Los territorios de 1904
Una mirada interna es imprescindible para comprender las limi-taciones del proyecto civilizatorio criollo
A fines del siglo XIX y albores del XX, los flamantes Estados nacidos del colapso del imperio español emprendieron una dura brega por definir sus fronteras externas e internas; es decir, ajustar cuentas por territorios con los países vecinos y reducir los espacios de la población indígena, considerada negligente (sic) frente al discurso de progreso de las élites criollas. La historiografía liberal y luego nacionalista construyó la (su) narrativa histórica en torno a la primera de las confrontaciones. Victorias y derrotas sirvieron por igual a la hora de armar el panteón de los héroes y la ritualidad festiva, que organizaba la unidad y la vocación de la nación. La segunda, en cambio, quedó para el olvido de los textos oficiales, salvo por los afectados cuya memoria se construyó sobre el recuerdo del despojo y la humillación de manos oligárquicas.
Las élites chilenas, por ejemplo, que venían de (intentar) someter al pueblo mapuche, hicieron de la guerra con Bolivia y Perú una continuación de esta gesta civilizadora. Como lo ha demostrado fehacientemente la historiadora peruana Carmen Mc Evoy, veían a ambos países con los mismos lentes que usaron para juzgar a sus (sic) indígenas; es decir, como “atrasados” y “barbaros”. La suya era por tanto una “guerra cívica” para llevar las banderas de la modernidad a territorios fuera del arco civilizatorio. Una paradoja en todo caso, puesto que las élites bolivianas social darwinistas también se concebían como portaestandartes de progreso en lucha contra los “incivilizados” indígenas de Occidente y Oriente.
El Tratado de Paz y Amistad, impuesto en 1904 por Chile a Bolivia, contó con la aquiescencia de una parte de esas élites, que depositaron en la ilusoria fuerza de los ferrocarriles y el libre comercio la superación del enclaustramiento geográfico y la pérdida de la costa marítima. En rigor, su disputa por territorio tenía otros adversarios, que no eran chilenos. A sus ojos, la costa del Pacífico lucía demasiado lejana y el desierto estéril.

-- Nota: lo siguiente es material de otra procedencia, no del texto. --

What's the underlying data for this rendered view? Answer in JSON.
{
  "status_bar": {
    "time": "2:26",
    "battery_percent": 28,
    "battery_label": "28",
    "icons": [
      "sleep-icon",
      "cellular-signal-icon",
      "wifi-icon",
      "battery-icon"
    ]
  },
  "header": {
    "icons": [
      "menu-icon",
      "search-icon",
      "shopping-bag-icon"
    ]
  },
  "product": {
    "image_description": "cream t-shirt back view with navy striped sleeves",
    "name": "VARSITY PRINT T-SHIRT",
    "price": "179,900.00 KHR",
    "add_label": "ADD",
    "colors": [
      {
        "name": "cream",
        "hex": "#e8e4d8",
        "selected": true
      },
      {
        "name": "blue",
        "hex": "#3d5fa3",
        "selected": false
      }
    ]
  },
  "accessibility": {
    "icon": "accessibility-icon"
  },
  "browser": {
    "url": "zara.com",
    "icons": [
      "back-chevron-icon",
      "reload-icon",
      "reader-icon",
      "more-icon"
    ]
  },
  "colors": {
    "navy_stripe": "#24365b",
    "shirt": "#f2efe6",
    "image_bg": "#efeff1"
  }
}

La verdadera amenaza estaba dentro: indómitos pueblos indígenas que controlaban feraces y abundantes tierras consideradas necesarias para la acumulación primitiva del capital.
Para la oligarquía, definir por la fuerza las fronteras internas, lanzar sobre aymaras, quechuas, mojeños y chiriguanos toda la fuerza de la ley criolla y la fuerza del Ejército, resultaba mucho más perentorio, que evitar las consecuencias nefastas de un tratado que cercenaba a Bolivia miles de kilómetros cuadrados. Lo que perdían allí, parecían pensar, lo recuperarían y ganarían internamente, despojando a los indígenas. Por ejemplo, el presidente y liberal Ismael Montes, el padre del Tratado de 1904, no tuvo reparos de hacerse a la fuerza de tierras aymaras en la península de Taraco, ubicadas sobre otras aguas, las del Titicaca. Muchos otros que aún figuran como prohombres en nuestros textos de historia seguirían sus pasos, convirtiendo a los comunarios en siervos de la gleba. En 1953, volviendo sobre su memoria, los indígenas ajustarían cuentas al son de los pututos.
En otros términos, la crítica al Tratado de 1904, justa y necesaria, no puede hacerse solamente rechazando sus consecuencias externas; una mirada interna luce imprescindible para comprender las limitaciones del proyecto civilizatorio criollo decimonónico.